My Lords, I will now address Amendment 11, tabled by the noble Lords, Lord Freyberg, Lord Patel and Lord Fox, alongside the noble Baroness, Lady Thornton. This amendment would place a range of restrictions on the regulations that we can make to implement continuity agreements. I will be relatively brief and will write to all noble Lords who asked questions to be sure that they are answered.
New subsection (2), proposed by this amendment, stipulates that regulations can be made only using Clause 2 of the Trade Bill if the agreement does not undermine the way in which the NHS is delivered, operated or regulated, but we believe that the conditions set out in subsection (2) are unnecessary. We have demonstrated time and again that we are not selling off the NHS, and this will not change.
I listened carefully to the remarks of the noble Lord, Lord Freyberg. In response, the Government are clear that health and care data should only ever be used or shared where it is used lawfully, treated with respect and is held securely, with the right safeguards in place.
The conditions set out in proposed new subsection (3) would defeat the purpose of having a Clause 2 power. It stipulates that no agreement can be implemented through Clause 2 regulations, unless it contains a range of explicit exclusions and inclusions in the text of the agreement. Importantly, this would effectively prohibit the implementation via Clause 2 of any continuity trade agreement that the Government have signed, which does not explicitly meet these requirements, even though this amendment did not exist at the time of their negotiation. Every single continuity agreement that we have negotiated over the past three years would be left null and void, without an implementing power. We would be forced to reopen negotiations with every single continuity partner, which would no doubt be used to extract costly concessions.
Rigorous protections for public services can be achieved in both positive and negative lists in services and investment schedules for FTAs. The sectoral commitments outlined in a schedule are only one part of a tapestry of protections for public services, which can also include scope exclusions and exceptions set out elsewhere in the FTA. The UK is party to agreements that use both positive and negative lists, and neither outcome has interfered with the Government’s right to regulate and ability to protect public services.
This amendment would also place a new requirement for exclusions on the sale of patient data—another condition that was not in place at the time of negotiation. There are already strict legal, privacy and security controls on how companies can use patient data, including principles set out by the National Data Guardian and the common law of confidentiality. We have clearly set out our principles governing data-sharing agreements entered into by NHS organisations, published in July 2019.
Finally, subsection (4) of this amendment stipulates that regulations can be made using Clause 2 of the Trade Bill only if they allow for the scrutiny of
“medical algorithms, technology or devices”
with respect to their
“methodology for processing sensitive data”.
I reassure your Lordships that before any medical device can be placed on the UK market it must be compliant with the Medical Devices Regulations 2002, which cannot be superseded by a trade negotiation without further legislation.
I now turn, quickly, to Amendment 43, proposed by the noble Baroness, Lady Sheehan, and the noble Lords, Lord Purvis of Tweed and Lord Alton of Liverpool.

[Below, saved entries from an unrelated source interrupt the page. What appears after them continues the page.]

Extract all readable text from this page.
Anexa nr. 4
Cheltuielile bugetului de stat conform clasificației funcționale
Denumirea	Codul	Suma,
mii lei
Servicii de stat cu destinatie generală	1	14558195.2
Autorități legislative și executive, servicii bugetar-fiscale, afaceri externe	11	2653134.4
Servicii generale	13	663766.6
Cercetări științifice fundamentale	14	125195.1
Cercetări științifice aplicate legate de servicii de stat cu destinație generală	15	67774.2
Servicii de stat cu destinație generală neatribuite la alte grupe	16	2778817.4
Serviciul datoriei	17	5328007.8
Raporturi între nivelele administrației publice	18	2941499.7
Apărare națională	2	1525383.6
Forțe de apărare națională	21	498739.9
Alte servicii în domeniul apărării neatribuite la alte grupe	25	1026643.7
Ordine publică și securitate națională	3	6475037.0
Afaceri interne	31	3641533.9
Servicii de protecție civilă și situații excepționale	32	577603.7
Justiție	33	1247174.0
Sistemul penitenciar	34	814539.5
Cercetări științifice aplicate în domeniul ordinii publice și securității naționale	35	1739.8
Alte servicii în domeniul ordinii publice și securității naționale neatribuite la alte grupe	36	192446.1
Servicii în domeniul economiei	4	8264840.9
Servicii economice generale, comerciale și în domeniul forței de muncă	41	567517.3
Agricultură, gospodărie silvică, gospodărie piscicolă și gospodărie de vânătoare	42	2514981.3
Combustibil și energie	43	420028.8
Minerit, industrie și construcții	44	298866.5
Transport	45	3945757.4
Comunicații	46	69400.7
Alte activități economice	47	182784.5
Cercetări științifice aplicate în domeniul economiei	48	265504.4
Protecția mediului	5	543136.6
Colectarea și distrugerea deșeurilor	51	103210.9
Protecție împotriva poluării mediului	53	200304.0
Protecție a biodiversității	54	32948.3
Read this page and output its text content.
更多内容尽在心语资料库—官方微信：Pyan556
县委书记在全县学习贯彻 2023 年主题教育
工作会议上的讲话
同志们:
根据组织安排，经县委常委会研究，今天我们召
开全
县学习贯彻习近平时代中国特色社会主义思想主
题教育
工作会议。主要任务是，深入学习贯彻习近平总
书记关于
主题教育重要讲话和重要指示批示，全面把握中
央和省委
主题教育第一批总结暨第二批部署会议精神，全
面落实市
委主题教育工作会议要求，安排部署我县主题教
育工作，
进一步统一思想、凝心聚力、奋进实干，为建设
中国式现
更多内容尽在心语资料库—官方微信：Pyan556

It would mean that the commencement power in Clause 32 could be used only to commence the substantive provisions of the Trade Bill if they do not restrict UK citizens’ access to medicines, if they do not curtail the Government’s power to use the safeguard provisions of the agreement on trade-related aspects of intellectual property rights, if they do not delay the market entry of lower-priced generic health technologies and if they do not lower the bar for patentability. Similar to Amendment 11, it also seeks to exclude health-related matters from the scope of ISDS provisions.
I also note that the voluntary scheme for branded medicines pricing and access—the so-called VPAS—which is the latest voluntary pricing scheme negotiated with industry, will continue to control the prices of branded medicines and their cost to the NHS. The VPAS runs in conjunction with the statutory pricing scheme, NHS England and NHS Improvement commercial arrangements, and the process for NICE appraisals. The 2019 VPAS will run until 2023 and, through a series of measures, supports patient access to innovative new medicines.
Furthermore, the UK remains committed to the Doha declaration on the TRIPS agreement and public health, which recognises the right to public health and the importance of intellectual property protection, while noting that the flexibilities contained in the IP system can be enacted to address public health needs. In addition to our commitment to our international obligations, we will also be bound by IP provisions designed to facilitate public health that are enshrined in domestic law. For example, the Patents Act 1977 provides for compulsory licensing in the unlikely circumstances that this is required. With that, I ask noble Lords not to press their amendments.